PharmaGap Inc. announces key pillar in final stages for choice of cancer target for clinical trials.
Agreement has been reached with Northern Lipids Inc. (NLI) of Burnaby, BC to develop a liposomal delivery formulation of PharmaGap's lead cancer drug GAP-107B8 for therapeutic use in humans.
The overall program from initiation to delivery of optimized liposome formulations of GAP-107B8 to PharmaGap suitable for in-vivo studies is expected to take approximately 4 months. Initial analysis and design of the three prototype formulations is expected to be completed by June, 2011.
While the work at NLI is undertaken, testing of GAP-107B8 at collaborator sites in Ottawa (animal models of ovarian cancer, with initial results expected by April, 2011) and in Kingston, Ontario (in vitro testing in bladder cancer, with first results anticipated by May, 2011, to be followed by testing in animal models of bladder cancer) will continue.
This program is being designed and directed by Dr. Ken Sokoll, Vice President Clinical Drug Development and Chief Operating Officer of PharmaGap, in conjunction with NLI. Dr. Sokoll has extensive experience with formulation technologies including liposomal delivery systems, and views this mode of peptide formulation and delivery as an ideally suited and proven method for application to GAP-107B8.
"With our test programs internally and at our collaborator sites well underway, the work to be undertaken at Northern Lipids represents a key pillar in the final stages required to lead us to our choice of optimum cancer target for first clinical trial application. I have great confidence in the ability of Northern Lipids to deliver well characterized liposomal formulations of GAP-107B8 suitable for our non-clinical development program and note they have the capacity to supply PharmaGap with scaled cGMP grade formulations, which will be required for use in human clinical trials"
Liposome delivery systems are an accepted, proven, and commercially viable strategy for the formulation of pharmaceuticals for clinical use. These lipid-based delivery systems are employed to improve tumour targeting, modulate the pharmacokinetics of the active agent and enhance its chemical stability following administration.
Therapeutic activity may be improved by modulating drug exposure and accumulation (controlled release) in the region where the target cancer cells are located.

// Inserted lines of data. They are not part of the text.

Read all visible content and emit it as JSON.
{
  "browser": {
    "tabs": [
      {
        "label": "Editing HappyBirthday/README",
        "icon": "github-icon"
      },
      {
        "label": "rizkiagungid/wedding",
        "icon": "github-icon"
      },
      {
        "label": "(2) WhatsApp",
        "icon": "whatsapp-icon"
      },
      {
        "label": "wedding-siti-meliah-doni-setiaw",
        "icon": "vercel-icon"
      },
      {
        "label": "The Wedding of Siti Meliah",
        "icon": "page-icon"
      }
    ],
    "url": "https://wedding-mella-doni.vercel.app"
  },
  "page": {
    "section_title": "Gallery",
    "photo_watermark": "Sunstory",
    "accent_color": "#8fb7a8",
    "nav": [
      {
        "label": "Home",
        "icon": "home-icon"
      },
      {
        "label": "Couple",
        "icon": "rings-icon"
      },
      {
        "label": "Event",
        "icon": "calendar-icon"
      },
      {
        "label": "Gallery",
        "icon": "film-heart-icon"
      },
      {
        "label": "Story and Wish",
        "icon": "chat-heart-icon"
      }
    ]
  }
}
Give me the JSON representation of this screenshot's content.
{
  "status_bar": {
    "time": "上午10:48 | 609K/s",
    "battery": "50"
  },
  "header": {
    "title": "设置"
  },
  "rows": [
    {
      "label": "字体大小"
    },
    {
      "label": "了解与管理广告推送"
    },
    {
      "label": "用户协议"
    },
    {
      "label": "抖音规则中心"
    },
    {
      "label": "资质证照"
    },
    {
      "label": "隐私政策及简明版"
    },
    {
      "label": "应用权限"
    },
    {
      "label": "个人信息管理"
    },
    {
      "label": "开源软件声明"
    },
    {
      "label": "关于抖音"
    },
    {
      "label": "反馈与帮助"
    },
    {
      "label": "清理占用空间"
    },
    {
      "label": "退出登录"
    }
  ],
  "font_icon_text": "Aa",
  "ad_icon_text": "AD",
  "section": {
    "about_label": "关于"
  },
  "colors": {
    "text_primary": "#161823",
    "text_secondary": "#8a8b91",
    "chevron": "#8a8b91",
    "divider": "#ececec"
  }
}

The design of the liposome carriers of GAP-107B8 by NLI will be specific for three routes of administration currently being investigated by PharmaGap: topical delivery by intravesical infusion to the bladder wall; topical delivery by intraperitoneal injection for ovarian cancer; and by intravenous injection for solid tumours.
Liposomes are microscopic carriers with an aqueous core surrounded by one or more outer lipid layers, and release their contents by interacting with the targeted cells through adsorption, endocytosis, lipid exchange, or fusion. Liposomal delivery is a means to modify the pharmacokinetic and pharmacodynamic properties of drugs with the objective of increasing efficacy and mitigating any potential side effects of drugs by enabling the delivery and targeting of the drug to the target site.